WILMINGTON, Mass. — For most people, putting a chance to pursue a career in professional hockey on hold for two years would appear a tremendous sacrifice.
Zach McKelvie has a different perspective. He understands the far greater sacrifices being made by those who continue to serve, and even more so by those who have paid the ultimate price for defending our country in the Armed Forces.
As we mark the 10th anniversary of the most horrific terrorist attack our nation has ever endured, McKelvie couldn’t help but marvel at the men and women who have stepped forward to serve their country in the series of ongoing wars that have ensued in the decade since the attacks on Sept. 11, 2001.
“My generation is a pretty amazing generation,” McKelvie said Saturday after the second day of the Bruins’ rookie camp at Ristuccia Arena. “We have young men and women who continue to join the Army and Air Force and Navy in a time of war. It’s the longest war in American history, but they continue to make the sacrifices that they do.

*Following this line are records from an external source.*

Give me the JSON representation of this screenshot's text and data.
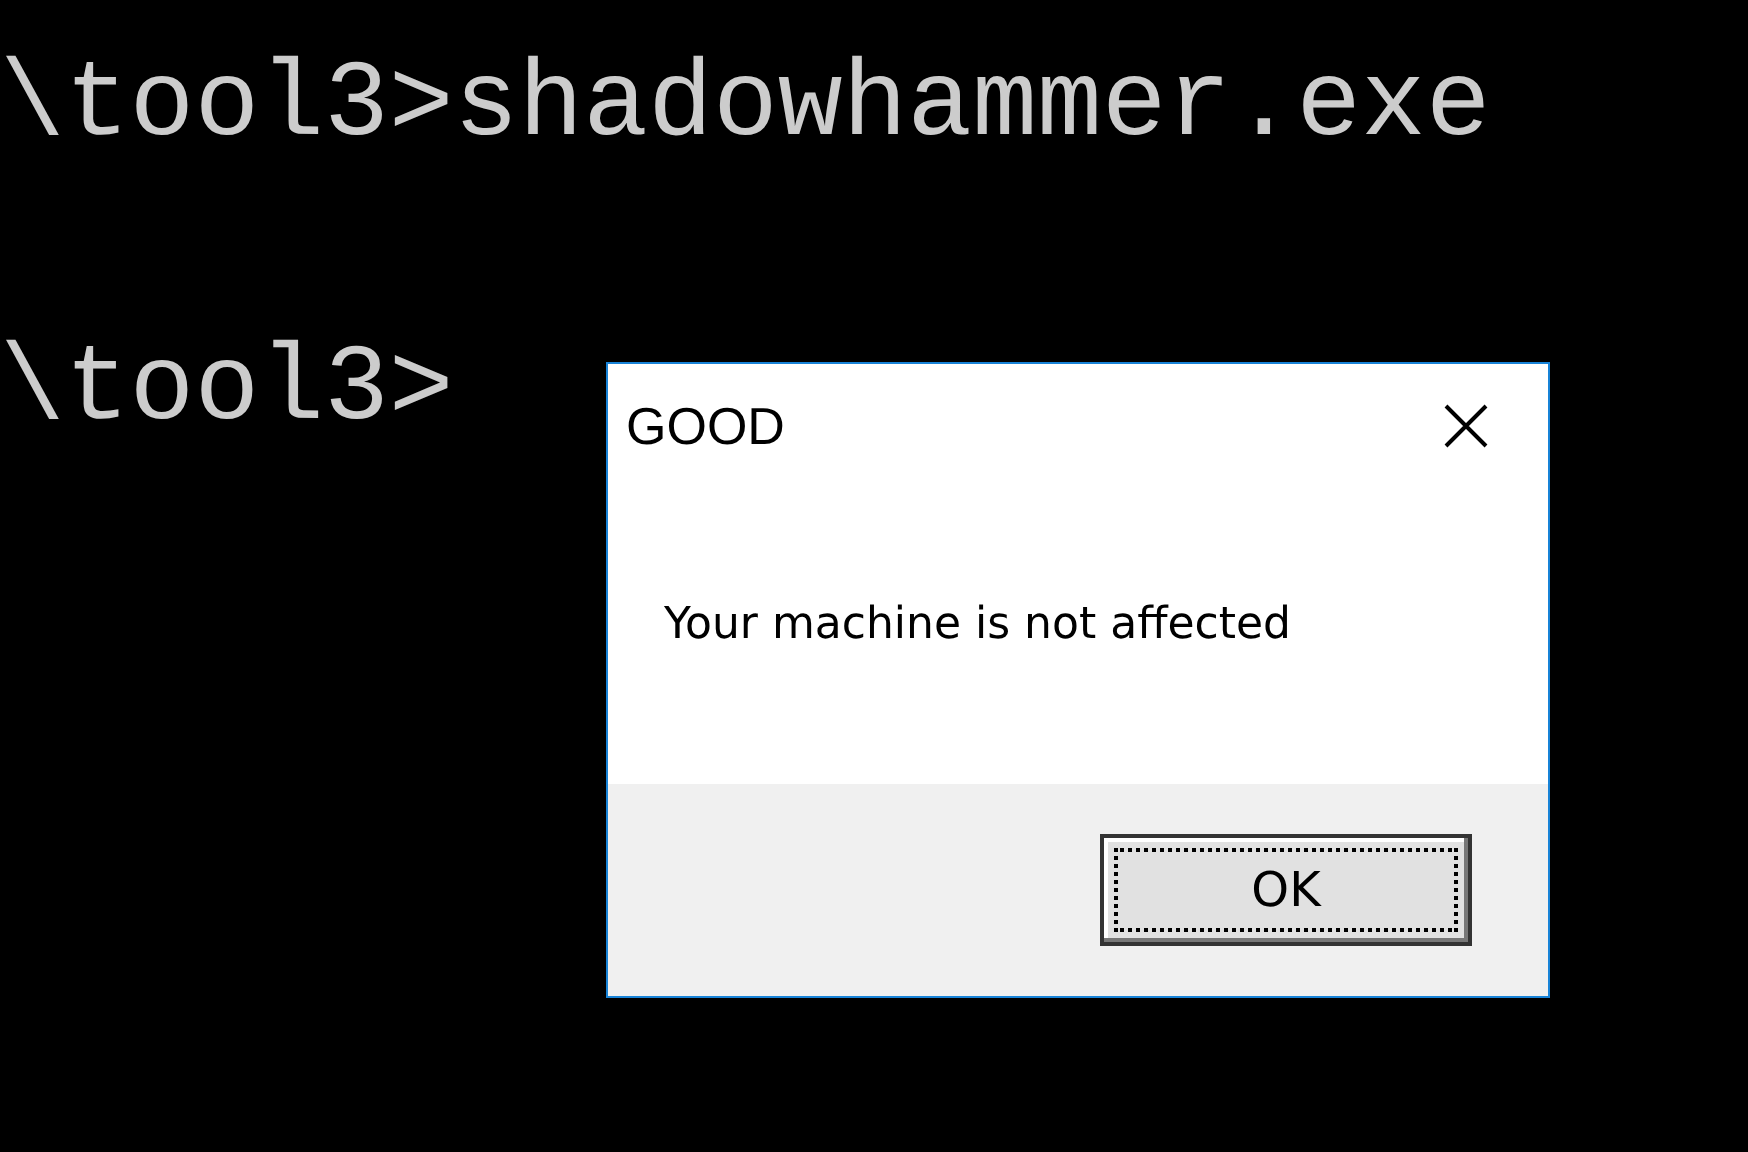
{
  "console": {
    "lines": [
      "\\tool3>shadowhammer.exe",
      "\\tool3>"
    ]
  },
  "dialog": {
    "title": "GOOD",
    "message": "Your machine is not affected",
    "buttons": [
      {
        "label": "OK",
        "focused": true
      }
    ]
  }
}
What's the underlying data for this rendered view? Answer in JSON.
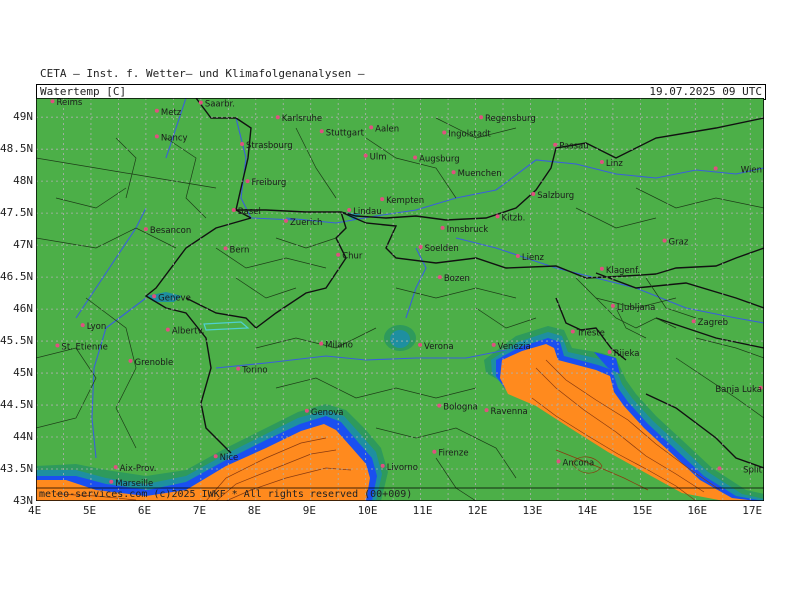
{
  "header": {
    "organization": "CETA – Inst. f. Wetter– und Klimafolgenanalysen –",
    "product": "Watertemp [C]",
    "datetime": "19.07.2025  09 UTC"
  },
  "footer": {
    "credit": "meteo-services.com (c)2025 IWKF * All rights reserved (00+009)"
  },
  "axes": {
    "lat_labels": [
      "49N",
      "48.5N",
      "48N",
      "47.5N",
      "47N",
      "46.5N",
      "46N",
      "45.5N",
      "45N",
      "44.5N",
      "44N",
      "43.5N",
      "43N"
    ],
    "lon_labels": [
      "4E",
      "5E",
      "6E",
      "7E",
      "8E",
      "9E",
      "10E",
      "11E",
      "12E",
      "13E",
      "14E",
      "15E",
      "16E",
      "17E"
    ]
  },
  "cities": [
    {
      "name": "Reims",
      "lon": 4.3,
      "lat": 49.25
    },
    {
      "name": "Metz",
      "lon": 6.2,
      "lat": 49.1
    },
    {
      "name": "Saarbr.",
      "lon": 7.0,
      "lat": 49.23
    },
    {
      "name": "Karlsruhe",
      "lon": 8.4,
      "lat": 49.0
    },
    {
      "name": "Nancy",
      "lon": 6.2,
      "lat": 48.7
    },
    {
      "name": "Stuttgart",
      "lon": 9.2,
      "lat": 48.78
    },
    {
      "name": "Aalen",
      "lon": 10.1,
      "lat": 48.84
    },
    {
      "name": "Ingolstadt",
      "lon": 11.43,
      "lat": 48.76
    },
    {
      "name": "Regensburg",
      "lon": 12.1,
      "lat": 49.0
    },
    {
      "name": "Strasbourg",
      "lon": 7.75,
      "lat": 48.58
    },
    {
      "name": "Ulm",
      "lon": 10.0,
      "lat": 48.4
    },
    {
      "name": "Augsburg",
      "lon": 10.9,
      "lat": 48.37
    },
    {
      "name": "Passau",
      "lon": 13.45,
      "lat": 48.57
    },
    {
      "name": "Linz",
      "lon": 14.3,
      "lat": 48.3
    },
    {
      "name": "Freiburg",
      "lon": 7.85,
      "lat": 48.0
    },
    {
      "name": "Muenchen",
      "lon": 11.6,
      "lat": 48.14
    },
    {
      "name": "Wien",
      "lon": 16.37,
      "lat": 48.2
    },
    {
      "name": "Kempten",
      "lon": 10.3,
      "lat": 47.72
    },
    {
      "name": "Salzburg",
      "lon": 13.05,
      "lat": 47.8
    },
    {
      "name": "Basel",
      "lon": 7.6,
      "lat": 47.55
    },
    {
      "name": "Zuerich",
      "lon": 8.55,
      "lat": 47.38
    },
    {
      "name": "Lindau",
      "lon": 9.7,
      "lat": 47.55
    },
    {
      "name": "Kitzb.",
      "lon": 12.4,
      "lat": 47.45
    },
    {
      "name": "Besancon",
      "lon": 6.0,
      "lat": 47.25
    },
    {
      "name": "Innsbruck",
      "lon": 11.4,
      "lat": 47.27
    },
    {
      "name": "Graz",
      "lon": 15.44,
      "lat": 47.07
    },
    {
      "name": "Bern",
      "lon": 7.45,
      "lat": 46.95
    },
    {
      "name": "Chur",
      "lon": 9.5,
      "lat": 46.85
    },
    {
      "name": "Soelden",
      "lon": 11.0,
      "lat": 46.97
    },
    {
      "name": "Lienz",
      "lon": 12.77,
      "lat": 46.83
    },
    {
      "name": "Klagenf.",
      "lon": 14.3,
      "lat": 46.63
    },
    {
      "name": "Bozen",
      "lon": 11.35,
      "lat": 46.5
    },
    {
      "name": "Geneve",
      "lon": 6.15,
      "lat": 46.2
    },
    {
      "name": "Ljubljana",
      "lon": 14.5,
      "lat": 46.05
    },
    {
      "name": "Albertv.",
      "lon": 6.4,
      "lat": 45.68
    },
    {
      "name": "Lyon",
      "lon": 4.85,
      "lat": 45.75
    },
    {
      "name": "Zagreb",
      "lon": 15.97,
      "lat": 45.81
    },
    {
      "name": "Trieste",
      "lon": 13.77,
      "lat": 45.65
    },
    {
      "name": "Venezia",
      "lon": 12.33,
      "lat": 45.44
    },
    {
      "name": "Milano",
      "lon": 9.19,
      "lat": 45.46
    },
    {
      "name": "Verona",
      "lon": 10.99,
      "lat": 45.44
    },
    {
      "name": "St. Etienne",
      "lon": 4.39,
      "lat": 45.43
    },
    {
      "name": "Rijeka",
      "lon": 14.44,
      "lat": 45.33
    },
    {
      "name": "Grenoble",
      "lon": 5.72,
      "lat": 45.19
    },
    {
      "name": "Torino",
      "lon": 7.68,
      "lat": 45.07
    },
    {
      "name": "Banja Luka",
      "lon": 17.19,
      "lat": 44.77
    },
    {
      "name": "Genova",
      "lon": 8.93,
      "lat": 44.41
    },
    {
      "name": "Bologna",
      "lon": 11.34,
      "lat": 44.49
    },
    {
      "name": "Ravenna",
      "lon": 12.2,
      "lat": 44.42
    },
    {
      "name": "Nice",
      "lon": 7.27,
      "lat": 43.7
    },
    {
      "name": "Firenze",
      "lon": 11.25,
      "lat": 43.77
    },
    {
      "name": "Ancona",
      "lon": 13.51,
      "lat": 43.62
    },
    {
      "name": "Split",
      "lon": 16.44,
      "lat": 43.51
    },
    {
      "name": "Aix-Prov.",
      "lon": 5.45,
      "lat": 43.53
    },
    {
      "name": "Livorno",
      "lon": 10.31,
      "lat": 43.55
    },
    {
      "name": "Marseille",
      "lon": 5.37,
      "lat": 43.3
    }
  ],
  "colors": {
    "land": "#4caf48",
    "coast_1": "#2e9a5c",
    "coast_2": "#1e8fa0",
    "sea_cold": "#1a4ff0",
    "sea_warm": "#ff8a1e",
    "grid": "#b0b0b0",
    "city": "#e05080",
    "river": "#3a5fdc"
  }
}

“A lot of my friends are currently serving in this war that started on Sept. 11,” McKelvie added, “so it’s certainly a day we need to remember and we need to be thankful for all of our men and women that are serving over there and have served in the past.”
McKelvie himself was on active duty in the Army for the past two years after graduating from West Point, putting his hockey dreams on ice while serving as an infantry officer at Fort Benning, Ga. McKelvie, now 26 and the oldest player attending the rookie camp, was just 16 when the World Trade Center and Pentagon were attacked. The St. Paul, Minn., native had already felt the call toward military service, but the events of that day certainly were a factor in his decision to attend the U.S. Military Academy.
“It definitely was,” McKelvie said. “I’m not going to say it was my inspiration for going into the military. When West Point came to recruit me for hockey it was an incredible opportunity I didn’t really want to pass on.
“I’ve always been really passionate about serving,” McKelvie added. “It was even a tough decision when I had this opportunity to decide whether to continue on active duty or pursue hockey. I talked with my family and with the support of my friends, they kind of encouraged me to go with this and the Army was very supportive. It’s a great opportunity and I just want to make the best of it.”
The men and women who continue to serve their country in the Armed Forces remain front and center in McKelvie’s thoughts. They include his wife, an Army officer who recently returned from deployment, and many of his closest friends.
“A lot of my best friends serve in the military and are currently in Afghanistan and Iraq, so I’ll always hold it close to my heart and I definitely wouldn’t rule out going back into the Army and serving some day,” McKelvie said.
McKelvie hasn’t forgotten his comrades in the military, and like every American, he’ll never forget what happened 10 years ago.
“I was in high school,” McKelvie said of the 9/11 attacks. “I think it’s etched in the memory of every American and a lot of our allies too. Obviously it’s a day we should never forget and it’s a day when all of us Americans should be vigilant and always watching. At the same time, we should truly appreciate what we have in this country and again be thankful for what our men and women are doing over there.”